El Plan del Panza: es junio, el invierno aprieta la garganta con bufandas que pican, quedan tan solo unos meses para terminar su séptimo grado, a Landuchi un año más, pero eso es otra historia, hay que actuar rápido. Dreuty espera en la esquina, nervioso, ansioso, arrancando pasto y la ve. La Colo sale con la frescura de los definidores, con la seguridad de aquellos que saben clavar la estocada final, los atrevidos, los desfachatados, los locos. Lleva la mochila colgada de la espalda y unos apuntes en la mano, agarra en sentido contrario al Panza, que se incorpora y empieza a seguirla. Después de dos cuadras la calle va enmudeciendo de mediodía, tan solo el arrullo de los pájaros y el dulce traquetear de la Colo, que más que caminar salta sobre una rayuela imaginaria y en el saltar uno de los apuntes se desploma y se ahoga en un charco. Es mi momento, piensa Dreuty, a sus doce púberes años y se adelanta como un caballero y rescata esas hojas sucias del lodazal. Mientras lo hace, ya del color de los cabellos de la colo, que lee todo porque no es sonsa, eleva sutilmente la mirada para cruzarla con la de ella, que susurra un leve gracias de gorrión, que no hace más que acrecentar la locura del Panza. Ahí podría disparar la cámara: los árboles secos recortados en un cielo diáfano, una brisa fresca que empaña la mirada y el alma, dos niños aprendiendo el difícil arte del amor inocente. Restan aún cinco cuadras hasta la casa de la Colo, cinco cuadras en las que Dreuty tratará de secar las hojas con un pañuelo inmundo y ella diciendo, pero no, deja, no seas tonto y el, no, que no hay problema, que no es nada. Ella le pregunta sobre su viaje de estudios, sobre la ceremonia de fin de año, porque el es más grande, es de séptimo mamá, y el le pregunta que le gusta hacer los fines de semana, andar en bici o visitar amigas, si practica algún deporte, ella diciendo que sí, que juega al voley, en el club y el diciéndole que él justo estaba pensando en hacerse socio y que los fines de semana pueden ir a la estación, que no queda tan lejos.

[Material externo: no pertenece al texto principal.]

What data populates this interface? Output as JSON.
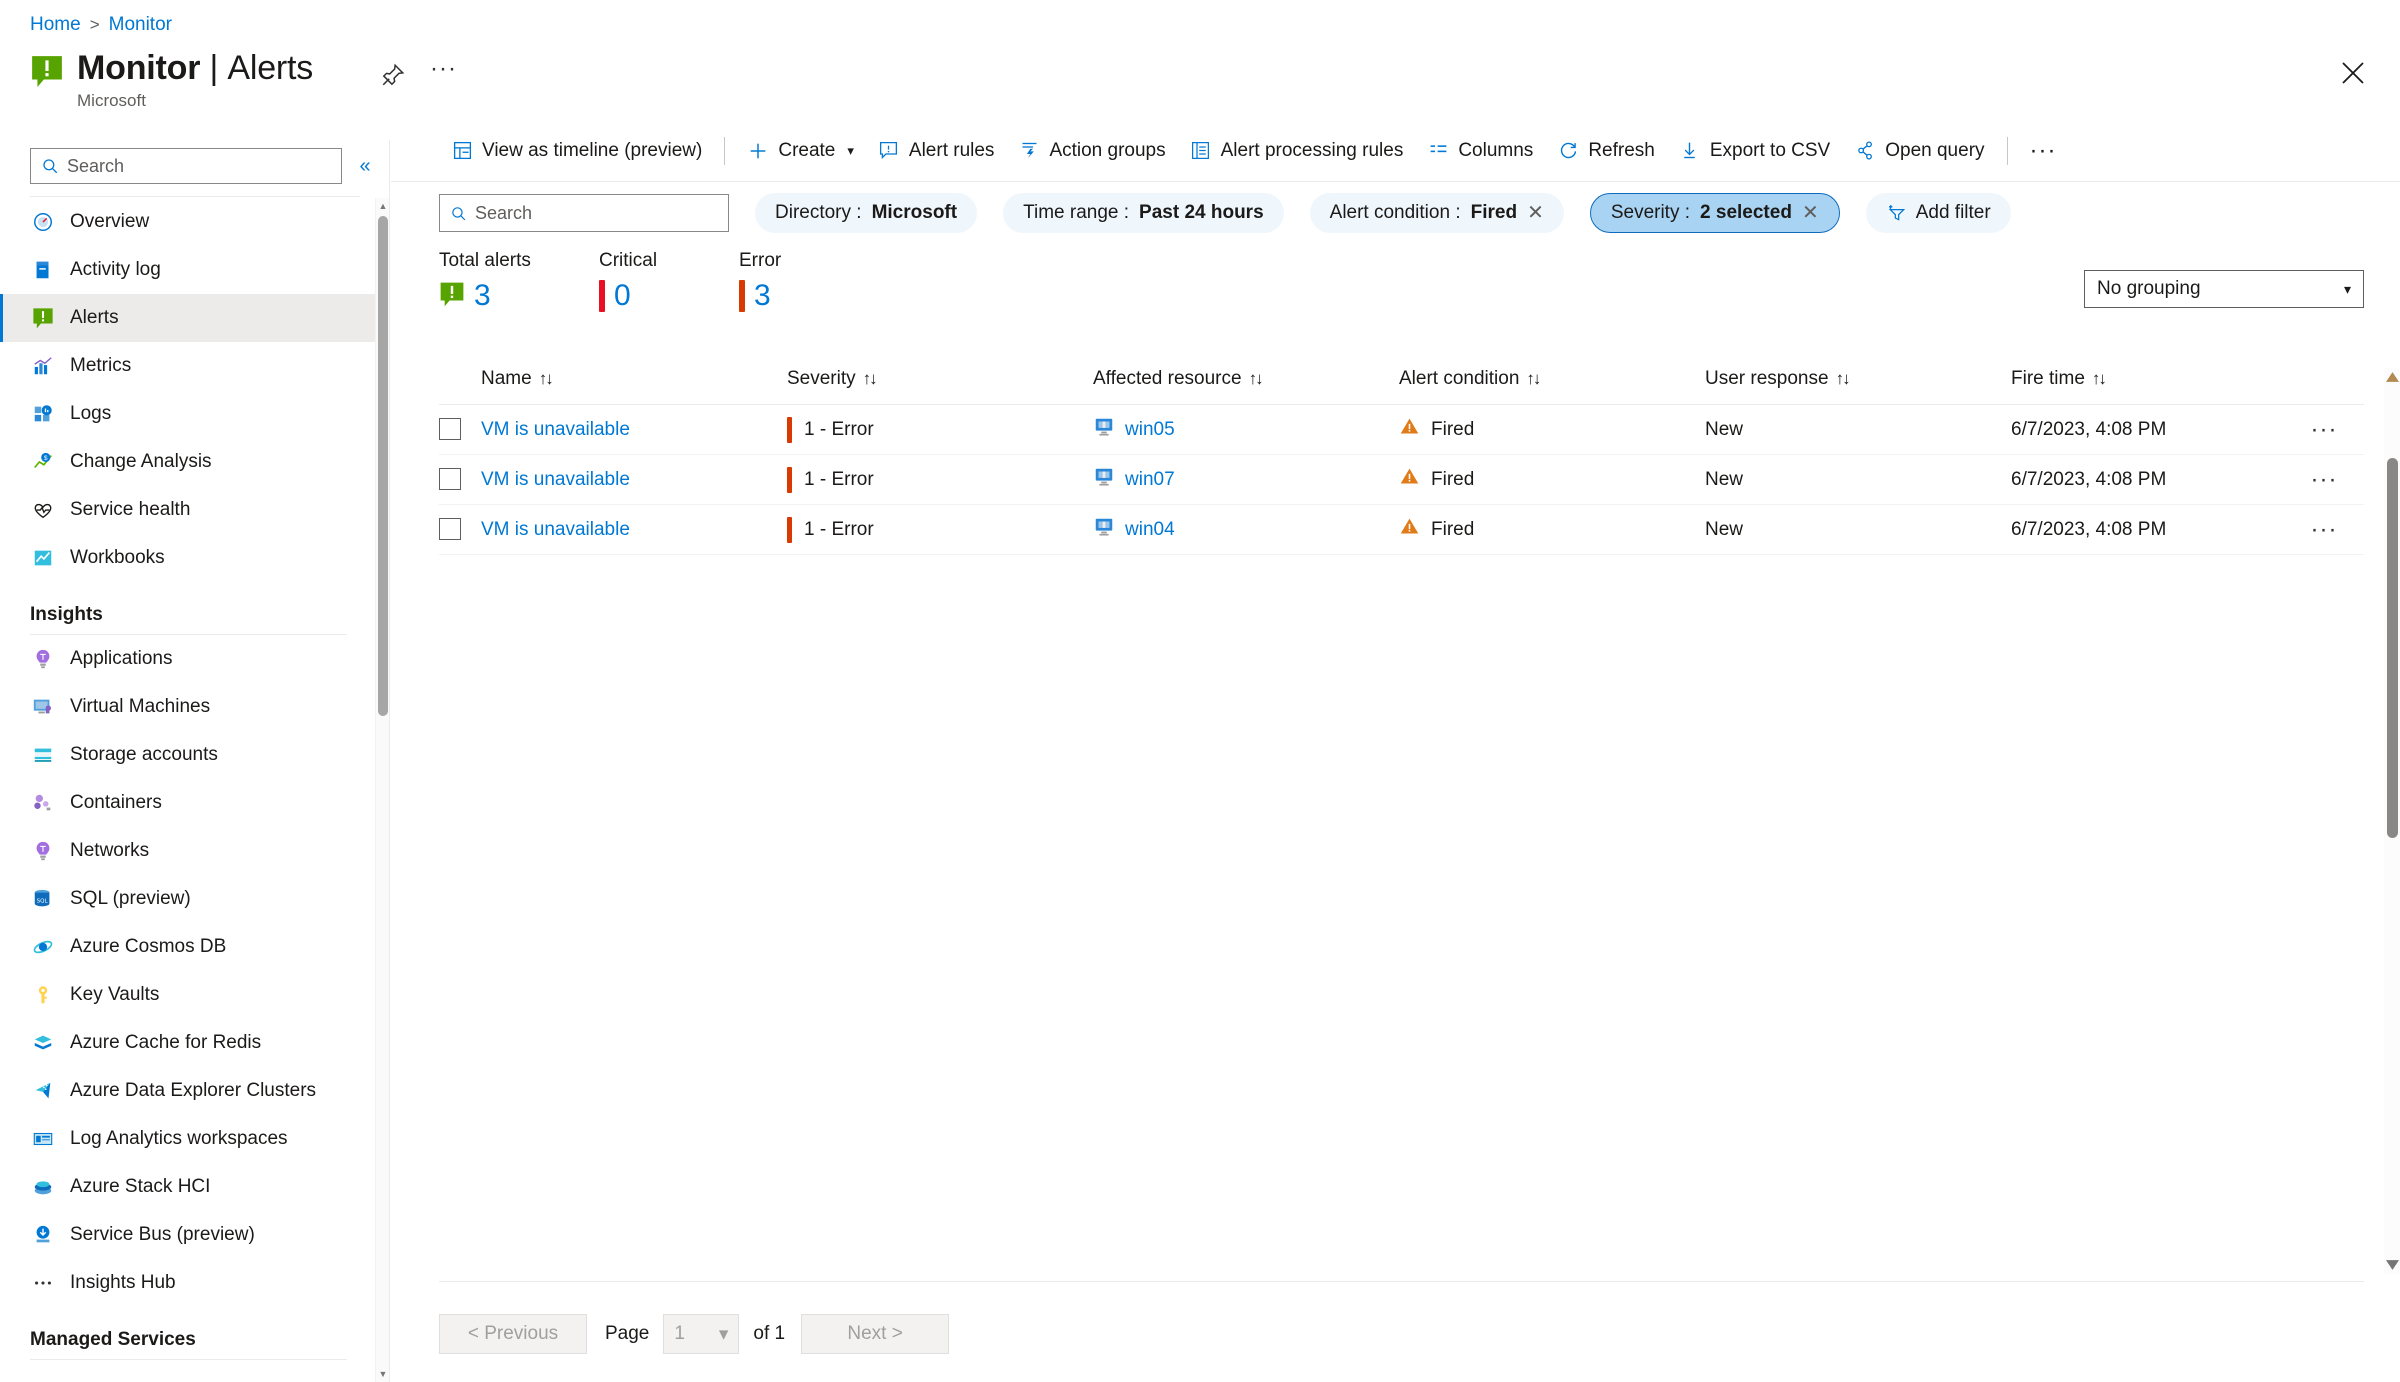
{
  "breadcrumb": {
    "home": "Home",
    "separator": ">",
    "current": "Monitor"
  },
  "header": {
    "title_main": "Monitor",
    "title_divider": "|",
    "title_sub": "Alerts",
    "subtitle": "Microsoft",
    "pin_icon": "pin-icon",
    "more_label": "···",
    "close_icon": "close-icon"
  },
  "sidebar": {
    "search_placeholder": "Search",
    "collapse_icon": "«",
    "items": [
      {
        "label": "Overview",
        "icon": "overview-icon",
        "active": false
      },
      {
        "label": "Activity log",
        "icon": "activity-log-icon",
        "active": false
      },
      {
        "label": "Alerts",
        "icon": "alerts-icon",
        "active": true
      },
      {
        "label": "Metrics",
        "icon": "metrics-icon",
        "active": false
      },
      {
        "label": "Logs",
        "icon": "logs-icon",
        "active": false
      },
      {
        "label": "Change Analysis",
        "icon": "change-analysis-icon",
        "active": false
      },
      {
        "label": "Service health",
        "icon": "service-health-icon",
        "active": false
      },
      {
        "label": "Workbooks",
        "icon": "workbooks-icon",
        "active": false
      }
    ],
    "insights_section": "Insights",
    "insights_items": [
      {
        "label": "Applications",
        "icon": "applications-icon"
      },
      {
        "label": "Virtual Machines",
        "icon": "virtual-machines-icon"
      },
      {
        "label": "Storage accounts",
        "icon": "storage-accounts-icon"
      },
      {
        "label": "Containers",
        "icon": "containers-icon"
      },
      {
        "label": "Networks",
        "icon": "networks-icon"
      },
      {
        "label": "SQL (preview)",
        "icon": "sql-icon"
      },
      {
        "label": "Azure Cosmos DB",
        "icon": "cosmos-db-icon"
      },
      {
        "label": "Key Vaults",
        "icon": "key-vaults-icon"
      },
      {
        "label": "Azure Cache for Redis",
        "icon": "redis-icon"
      },
      {
        "label": "Azure Data Explorer Clusters",
        "icon": "data-explorer-icon"
      },
      {
        "label": "Log Analytics workspaces",
        "icon": "log-analytics-icon"
      },
      {
        "label": "Azure Stack HCI",
        "icon": "stack-hci-icon"
      },
      {
        "label": "Service Bus (preview)",
        "icon": "service-bus-icon"
      },
      {
        "label": "Insights Hub",
        "icon": "ellipsis-icon"
      }
    ],
    "managed_services_section": "Managed Services"
  },
  "toolbar": {
    "view_timeline": "View as timeline (preview)",
    "create": "Create",
    "alert_rules": "Alert rules",
    "action_groups": "Action groups",
    "alert_processing_rules": "Alert processing rules",
    "columns": "Columns",
    "refresh": "Refresh",
    "export_csv": "Export to CSV",
    "open_query": "Open query",
    "more": "···"
  },
  "filters": {
    "search_placeholder": "Search",
    "chips": [
      {
        "label": "Directory :",
        "value": "Microsoft",
        "removable": false,
        "selected": false
      },
      {
        "label": "Time range :",
        "value": "Past 24 hours",
        "removable": false,
        "selected": false
      },
      {
        "label": "Alert condition :",
        "value": "Fired",
        "removable": true,
        "selected": false
      },
      {
        "label": "Severity :",
        "value": "2 selected",
        "removable": true,
        "selected": true
      }
    ],
    "add_filter": "Add filter"
  },
  "summary": {
    "counters": [
      {
        "label": "Total alerts",
        "value": "3",
        "color": "#57a300",
        "kind": "icon"
      },
      {
        "label": "Critical",
        "value": "0",
        "color": "#e81123",
        "kind": "bar"
      },
      {
        "label": "Error",
        "value": "3",
        "color": "#d83b01",
        "kind": "bar"
      }
    ]
  },
  "grouping": {
    "value": "No grouping",
    "caret": "⌵"
  },
  "table": {
    "sort_glyph": "↑↓",
    "columns": [
      "Name",
      "Severity",
      "Affected resource",
      "Alert condition",
      "User response",
      "Fire time"
    ],
    "rows": [
      {
        "name": "VM is unavailable",
        "severity": "1 - Error",
        "resource": "win05",
        "condition": "Fired",
        "user_response": "New",
        "fire_time": "6/7/2023, 4:08 PM",
        "menu": "···"
      },
      {
        "name": "VM is unavailable",
        "severity": "1 - Error",
        "resource": "win07",
        "condition": "Fired",
        "user_response": "New",
        "fire_time": "6/7/2023, 4:08 PM",
        "menu": "···"
      },
      {
        "name": "VM is unavailable",
        "severity": "1 - Error",
        "resource": "win04",
        "condition": "Fired",
        "user_response": "New",
        "fire_time": "6/7/2023, 4:08 PM",
        "menu": "···"
      }
    ]
  },
  "pager": {
    "previous": "< Previous",
    "page_label": "Page",
    "page_value": "1",
    "of_label": "of 1",
    "next": "Next >"
  },
  "colors": {
    "accent": "#0078d4",
    "error": "#d83b01",
    "critical": "#e81123",
    "alert_green": "#57a300",
    "chip_bg": "#eff6fc",
    "chip_selected_bg": "#a9d3f2"
  }
}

El invierno tenía la transparencia de un papel manteca, casi, pero no. Baste recordar que a mediados de febrero del año siguiente a Raquel Landuchi se la tragó la tierra. Aparentemente la quiniela había dejado de ser clandestina y ahora el padre debía serlo. Dreuty todavía atesora las últimas cartas que le llegaron de lugares ficticios, donde ella le explicaba que algún día, tal vez, cuando sean grandes, podrían terminar aquello, que arrancó a los besos de cloro, en la pileta del club, a principios de enero.